Florida Regulations 59A-23.005
§ 59A-23.005 Medical Records and Case Files.
|(1) The insurer or delegated entity shall implement a system for managing electronic and paper medical information necessary to promote the prompt delivery of medical services in order to return the injured employee to work as soon as medically feasible.
(2) Provider Medical Records. The insurer or delegated entity shall maintain or assure that its providers maintain a medical records system, which is consistent with professional standards, pursuant to Section 456.057, F.S. The insurer or delegated entity shall develop and implement policies and procedures that:
(a) Permit prompt retrieval of legible and timely information, which is accurately documented and readily available if requested by a health care practitioner with written authorization and consent from the patient when required by statute;
(b) Protect the confidentiality and security of paper and electronic patient records including:
1. Transfer, storage, and faxing of records; and
2. Handling of records containing information on HIV, substance abuse, and mental health, in accordance with statutory requirements;
(c) Provide for the training and education of administrative staff and providers on medical record documentation, policies and procedures, storage and confidentiality of patient records;
(d) Document in the medical record a summary, related to work injury or illness, of significant procedures, past and current diagnoses or problems and allergies and adverse reactions to current medications;
(e) Identify the patient as follows:
2. Social Security, alien identification number, or other identification number;
3. Date of Birth; Employer; home and work telephone numbers;
4. Sex; and
5. Date of work injury or illness.
(f) Indicate in the medical record for each visit the following information:
2. Chief complaint, unresolved problems or complaints from prior interventions and purpose of visit;
3. Objective findings of practitioner;
4. Diagnosis or medical impression;
5. Studies ordered, for example: lab, x-ray, EKG, and referral reports;
6. Therapies administered and prescribed;
7. Name and profession of practitioner rendering services, for example: M.D., D.O., D.C., D.P.M., R.N., O.D., etc., including signature or initials of practitioner;
8. Disposition, recommendations, instructions, and education to the patient. Evidence of whether there was follow-up and the specific time of return is noted in weeks, months or as needed;
9. Outcome of services;
10. Work status, release for return to work, work restrictions; and
11. Evidence of coordination of care and any injured employee non-compliance with treatment.
(g) Require the insurer or delegated entity to request written consent of patients for release of medical records that are subject to the limitations in Sections 381.004 and 456.057, F.S., and for obtaining and sharing all documents and medical records from providers necessary to carry out the provisions of Section 440.134, F.S.; and
(h) Address transfer and retrieval of records, and provision of copies when requested by the patient, designated representative, or the Agency pursuant to Section 440.13(4)(c), F.S. The insurer or delegated entity shall communicate its policy to providers via provider educational materials.
(3) Case Files. The insurer or delegated entity shall maintain electronic or paper medical information necessary to ensure the efficient functioning of the care coordination process. The insurer or delegated entity shall develop and implement a policy and procedure that protects the confidentiality and security of case file information including the transfer and storage of paper and electronic information, and the handling of information on HIV, substance abuse, and mental health. Case files shall contain necessary information for the coordination of quality patient care between providers, insurers, employees, and employers including:
(a) The information from the notice of injury required by Section 440.13(4)(a), F.S.;
(b) The current primary care physician, primary care physician changes and the designated medical care coordinator;
(c) The treating physician's plan of care;
(d) Medical reports and information necessary to support the coordination of medical care;
(e) The injured employee's work status, work restrictions, date of maximum medical improvement, and permanent impairment ratings; and
(f) Efforts toward rehabilitation and reemployment of the injured employee.

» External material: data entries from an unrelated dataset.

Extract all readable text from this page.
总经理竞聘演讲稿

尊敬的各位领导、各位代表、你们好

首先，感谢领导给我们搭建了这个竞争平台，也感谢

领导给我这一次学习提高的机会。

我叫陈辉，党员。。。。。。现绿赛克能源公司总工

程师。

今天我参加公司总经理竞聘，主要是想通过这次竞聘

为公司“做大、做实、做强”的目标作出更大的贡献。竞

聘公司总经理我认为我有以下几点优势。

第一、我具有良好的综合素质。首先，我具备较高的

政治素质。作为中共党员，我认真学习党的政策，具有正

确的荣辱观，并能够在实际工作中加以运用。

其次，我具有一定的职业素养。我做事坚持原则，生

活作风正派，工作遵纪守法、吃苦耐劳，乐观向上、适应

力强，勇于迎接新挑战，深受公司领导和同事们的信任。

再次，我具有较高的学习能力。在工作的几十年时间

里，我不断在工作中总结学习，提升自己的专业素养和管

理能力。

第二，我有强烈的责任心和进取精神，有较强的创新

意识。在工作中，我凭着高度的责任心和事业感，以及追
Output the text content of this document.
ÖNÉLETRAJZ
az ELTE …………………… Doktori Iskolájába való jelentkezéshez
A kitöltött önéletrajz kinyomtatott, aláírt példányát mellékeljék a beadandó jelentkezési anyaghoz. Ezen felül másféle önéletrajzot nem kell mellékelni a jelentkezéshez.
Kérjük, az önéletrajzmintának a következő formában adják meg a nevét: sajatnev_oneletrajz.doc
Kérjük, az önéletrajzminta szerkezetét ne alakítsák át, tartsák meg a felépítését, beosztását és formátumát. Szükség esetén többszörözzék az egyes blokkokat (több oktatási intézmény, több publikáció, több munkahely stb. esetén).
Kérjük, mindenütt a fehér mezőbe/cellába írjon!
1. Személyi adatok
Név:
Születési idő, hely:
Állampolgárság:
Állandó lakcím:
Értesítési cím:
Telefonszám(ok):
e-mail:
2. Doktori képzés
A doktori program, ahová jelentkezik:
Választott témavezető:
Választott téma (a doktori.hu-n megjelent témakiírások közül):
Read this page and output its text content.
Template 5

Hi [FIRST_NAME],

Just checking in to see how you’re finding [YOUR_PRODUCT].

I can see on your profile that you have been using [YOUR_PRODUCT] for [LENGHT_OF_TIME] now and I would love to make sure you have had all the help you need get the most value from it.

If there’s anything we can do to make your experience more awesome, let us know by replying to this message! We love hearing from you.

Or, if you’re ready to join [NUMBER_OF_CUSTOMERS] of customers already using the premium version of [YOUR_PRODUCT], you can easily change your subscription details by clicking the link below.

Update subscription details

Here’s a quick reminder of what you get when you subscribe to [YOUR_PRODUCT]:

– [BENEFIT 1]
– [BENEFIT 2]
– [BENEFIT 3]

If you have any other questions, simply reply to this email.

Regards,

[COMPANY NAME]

(4) Audits of provider records. The insurer or delegated entity shall implement an ongoing process for conducting medical record audits to determine compliance with the medical record standards specified under paragraphs (2)(d), (e) and (f). The insurer or delegated entity shall have a written methodology for determining the size and scope of the medical record audits that shall reflect the volume and complexity of services provided by the provider network. The insurer or delegated entity shall develop and implement an annual work plan for the medical record audits. The results of the audits shall be reported quarterly to the quality assurance committee and shall include the following:
(a) Number of physicians reviewed by county and by specialty;
(b) Areas where specific improvements in record keeping are indicated;
(c) Results from implementing improvements recommended in prior audits;
(d) Recommendations for education and feedback to providers; and
(e) Extent to which the physician's treatment plan was implemented.